Автобусная станция была набита битком. Кого там только не было! Одни ждали автобусов, другие просто болтались без дела. Были в этой толпе и индейцы, которые оценивали происходящее своим неподвижным взглядом. Девице наскучила моя болтовня, и она отошла к моряку с его компанией. Долговязый клевал носом на скамейке. Я сел. Полы всех автобусных станций страны одинаковы – они усыпаны окурками, заплеваны, они навевают ту особую грусть, какую чувствуешь только на автобусных станциях. На минуту мне почудилось, что я в Ньюарке, разве что снаружи была та величественная беспредельность, которую я так полюбил. Я сожалел о том, что нарушил чистоту путешествия, о том, что так безрассудно промотал деньги, оставив лишь жалкие гроши, да к тому же попусту терял время, волочась за этой угрюмой девицей. Меня одолевала досада. Однако я давно не ночевал в помещении и слишком устал, чтобы ругаться и волноваться по пустякам, и поэтому стал пристраиваться спать. Свернувшись калачиком на сиденье, я подложил под голову свой парусиновый мешок и под убаюкивающее бормотание и галдеж автовокзала, среди сотен снующих мимо людей, проспал до восьми утра.
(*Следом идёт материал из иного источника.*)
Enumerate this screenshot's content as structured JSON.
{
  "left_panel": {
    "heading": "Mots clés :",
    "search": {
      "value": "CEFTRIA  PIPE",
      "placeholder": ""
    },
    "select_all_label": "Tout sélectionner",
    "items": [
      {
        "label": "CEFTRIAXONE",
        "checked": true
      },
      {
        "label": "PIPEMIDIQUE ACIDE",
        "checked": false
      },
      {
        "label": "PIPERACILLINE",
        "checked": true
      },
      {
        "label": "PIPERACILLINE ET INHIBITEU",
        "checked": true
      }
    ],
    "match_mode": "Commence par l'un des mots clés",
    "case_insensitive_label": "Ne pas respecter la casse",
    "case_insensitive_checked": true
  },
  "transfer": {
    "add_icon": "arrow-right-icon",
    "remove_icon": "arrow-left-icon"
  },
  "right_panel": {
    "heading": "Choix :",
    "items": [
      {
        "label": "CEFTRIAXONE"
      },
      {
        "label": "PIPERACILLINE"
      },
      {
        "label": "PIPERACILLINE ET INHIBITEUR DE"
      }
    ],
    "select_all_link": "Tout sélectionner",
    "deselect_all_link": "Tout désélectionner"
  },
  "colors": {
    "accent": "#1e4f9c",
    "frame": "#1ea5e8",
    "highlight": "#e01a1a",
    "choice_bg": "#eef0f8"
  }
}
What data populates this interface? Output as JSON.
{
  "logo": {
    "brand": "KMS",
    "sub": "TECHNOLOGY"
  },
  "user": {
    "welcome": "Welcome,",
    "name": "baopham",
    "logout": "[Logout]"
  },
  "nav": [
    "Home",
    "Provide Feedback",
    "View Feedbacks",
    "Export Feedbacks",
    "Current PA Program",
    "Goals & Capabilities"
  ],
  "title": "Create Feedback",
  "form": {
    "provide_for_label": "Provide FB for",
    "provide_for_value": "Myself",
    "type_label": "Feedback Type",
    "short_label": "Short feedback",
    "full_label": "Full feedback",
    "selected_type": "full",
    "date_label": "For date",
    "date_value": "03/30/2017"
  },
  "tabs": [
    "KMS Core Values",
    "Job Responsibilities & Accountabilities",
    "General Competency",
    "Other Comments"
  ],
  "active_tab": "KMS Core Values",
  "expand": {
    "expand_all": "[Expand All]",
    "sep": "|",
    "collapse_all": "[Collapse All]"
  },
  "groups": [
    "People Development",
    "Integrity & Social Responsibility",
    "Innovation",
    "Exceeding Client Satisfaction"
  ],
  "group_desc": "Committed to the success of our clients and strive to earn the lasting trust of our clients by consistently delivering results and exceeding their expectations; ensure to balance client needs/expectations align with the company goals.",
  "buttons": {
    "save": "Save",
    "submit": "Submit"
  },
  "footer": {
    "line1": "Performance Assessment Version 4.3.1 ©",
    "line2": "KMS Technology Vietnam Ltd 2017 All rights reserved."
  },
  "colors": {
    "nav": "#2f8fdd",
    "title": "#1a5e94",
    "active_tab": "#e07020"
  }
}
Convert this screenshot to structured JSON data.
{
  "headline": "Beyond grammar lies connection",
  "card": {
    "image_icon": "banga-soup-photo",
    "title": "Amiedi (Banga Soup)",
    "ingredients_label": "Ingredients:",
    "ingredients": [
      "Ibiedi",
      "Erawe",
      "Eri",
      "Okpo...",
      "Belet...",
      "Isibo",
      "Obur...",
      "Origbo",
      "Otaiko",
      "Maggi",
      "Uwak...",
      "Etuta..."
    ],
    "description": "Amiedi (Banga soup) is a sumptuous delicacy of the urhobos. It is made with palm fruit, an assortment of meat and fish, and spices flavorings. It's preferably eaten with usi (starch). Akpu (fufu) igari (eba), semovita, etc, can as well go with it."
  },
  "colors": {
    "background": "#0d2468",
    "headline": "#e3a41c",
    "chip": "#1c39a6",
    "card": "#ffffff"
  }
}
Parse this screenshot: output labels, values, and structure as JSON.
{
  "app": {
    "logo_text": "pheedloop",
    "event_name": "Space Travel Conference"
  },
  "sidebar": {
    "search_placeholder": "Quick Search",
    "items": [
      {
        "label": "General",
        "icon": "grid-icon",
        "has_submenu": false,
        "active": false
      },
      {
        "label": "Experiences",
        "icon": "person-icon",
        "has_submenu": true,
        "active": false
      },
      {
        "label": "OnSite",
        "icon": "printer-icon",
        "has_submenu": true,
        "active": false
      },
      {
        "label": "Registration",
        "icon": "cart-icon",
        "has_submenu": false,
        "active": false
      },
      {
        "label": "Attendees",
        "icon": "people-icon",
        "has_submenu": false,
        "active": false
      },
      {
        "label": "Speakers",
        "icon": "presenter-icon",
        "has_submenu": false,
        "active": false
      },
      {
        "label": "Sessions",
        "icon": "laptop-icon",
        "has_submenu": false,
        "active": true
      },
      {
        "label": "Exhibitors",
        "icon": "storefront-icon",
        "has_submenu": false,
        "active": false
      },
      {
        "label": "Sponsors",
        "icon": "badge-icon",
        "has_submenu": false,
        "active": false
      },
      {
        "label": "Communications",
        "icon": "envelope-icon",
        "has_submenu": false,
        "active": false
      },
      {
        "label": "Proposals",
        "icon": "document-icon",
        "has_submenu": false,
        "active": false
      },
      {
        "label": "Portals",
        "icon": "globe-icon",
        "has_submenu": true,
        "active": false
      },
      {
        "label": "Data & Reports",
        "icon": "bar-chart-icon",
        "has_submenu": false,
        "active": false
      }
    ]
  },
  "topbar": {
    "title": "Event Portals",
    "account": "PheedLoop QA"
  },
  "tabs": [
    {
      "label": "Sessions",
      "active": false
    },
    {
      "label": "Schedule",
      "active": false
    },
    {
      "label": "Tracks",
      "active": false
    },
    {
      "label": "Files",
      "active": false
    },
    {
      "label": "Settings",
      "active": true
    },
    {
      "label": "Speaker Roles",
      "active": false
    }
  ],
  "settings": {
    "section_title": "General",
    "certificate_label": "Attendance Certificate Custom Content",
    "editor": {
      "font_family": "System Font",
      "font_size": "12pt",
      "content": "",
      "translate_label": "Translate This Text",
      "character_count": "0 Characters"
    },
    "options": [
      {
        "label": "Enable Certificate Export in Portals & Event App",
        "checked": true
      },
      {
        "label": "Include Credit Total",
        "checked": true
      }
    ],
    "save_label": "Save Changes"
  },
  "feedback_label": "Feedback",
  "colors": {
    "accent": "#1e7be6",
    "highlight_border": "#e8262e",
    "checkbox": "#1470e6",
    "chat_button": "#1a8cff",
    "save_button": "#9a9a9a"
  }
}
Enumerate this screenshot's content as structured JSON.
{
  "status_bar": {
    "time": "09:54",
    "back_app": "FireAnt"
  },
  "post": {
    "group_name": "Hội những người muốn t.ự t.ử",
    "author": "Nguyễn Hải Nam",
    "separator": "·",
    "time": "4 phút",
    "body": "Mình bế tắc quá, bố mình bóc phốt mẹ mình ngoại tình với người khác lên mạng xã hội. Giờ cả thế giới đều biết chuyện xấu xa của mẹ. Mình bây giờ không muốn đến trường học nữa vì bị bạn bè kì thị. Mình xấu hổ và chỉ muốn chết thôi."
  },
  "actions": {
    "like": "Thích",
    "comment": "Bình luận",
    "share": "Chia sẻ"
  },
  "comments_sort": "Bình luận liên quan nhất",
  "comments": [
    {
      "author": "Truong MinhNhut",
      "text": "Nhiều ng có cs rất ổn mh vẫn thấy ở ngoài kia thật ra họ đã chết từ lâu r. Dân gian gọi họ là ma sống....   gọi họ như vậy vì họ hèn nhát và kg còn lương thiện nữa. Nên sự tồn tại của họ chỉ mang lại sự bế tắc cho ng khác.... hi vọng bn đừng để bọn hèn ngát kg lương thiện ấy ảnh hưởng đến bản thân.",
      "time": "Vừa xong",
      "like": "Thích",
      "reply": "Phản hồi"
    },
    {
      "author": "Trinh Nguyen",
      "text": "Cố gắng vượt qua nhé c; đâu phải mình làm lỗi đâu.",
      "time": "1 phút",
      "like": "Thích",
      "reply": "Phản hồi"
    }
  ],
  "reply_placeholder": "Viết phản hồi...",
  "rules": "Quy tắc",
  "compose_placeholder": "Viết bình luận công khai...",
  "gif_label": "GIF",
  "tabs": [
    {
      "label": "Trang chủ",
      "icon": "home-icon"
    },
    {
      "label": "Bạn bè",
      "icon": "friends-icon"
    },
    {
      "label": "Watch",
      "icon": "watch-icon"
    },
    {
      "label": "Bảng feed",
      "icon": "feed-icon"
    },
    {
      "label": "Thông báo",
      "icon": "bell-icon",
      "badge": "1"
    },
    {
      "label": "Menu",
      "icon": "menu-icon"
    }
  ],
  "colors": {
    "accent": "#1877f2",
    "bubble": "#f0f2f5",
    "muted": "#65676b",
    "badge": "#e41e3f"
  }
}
Проснулся я с сильной головной болью. Долговязый исчез – наверно, уехал в Монтану. Я вышел наружу. И там, в лазурном воздухе, я в первый раз увидел вдалеке громадные заснеженные вершины Скалистых гор. Я глубоко вздохнул. Мне немедленно надо было в Денвер. Первым делом я позавтракал, весьма скромно – тост, кофе и яйцо, а потом пустился наутек из города, стремясь скорее попасть на шоссе. Праздник Дикого Запада все продолжался: шло родео, с минуты на минуту должны были возобновиться прыжки и гиканье. Но для меня все это было уже позади. Мне хотелось повидать свою денверскую шайку. Перейдя по мостику железную дорогу, я добрался до скопления лачуг у развилки двух шоссе – оба вели в Денвер. Выбрав ближайшее к горам, чтобы как следует их разглядеть, я принялся голосовать в этом направлении. Меня сразу же подобрал молодой парень из Коннектикута, который ездил на своей колымаге по стране и рисовал с натуры. Он был сыном издателя с Востока. Болтал он без умолку. От выпитого и от высоты меня тошнило. Один раз мне едва не пришлось высунуться в окошко. Но еще до того, как он высадил меня в Лонгмонте, Колорадо, я вновь почувствовал себя нормально и даже принялся рассказывать ему о своих собственных путешествиях. Он пожелал мне удачи.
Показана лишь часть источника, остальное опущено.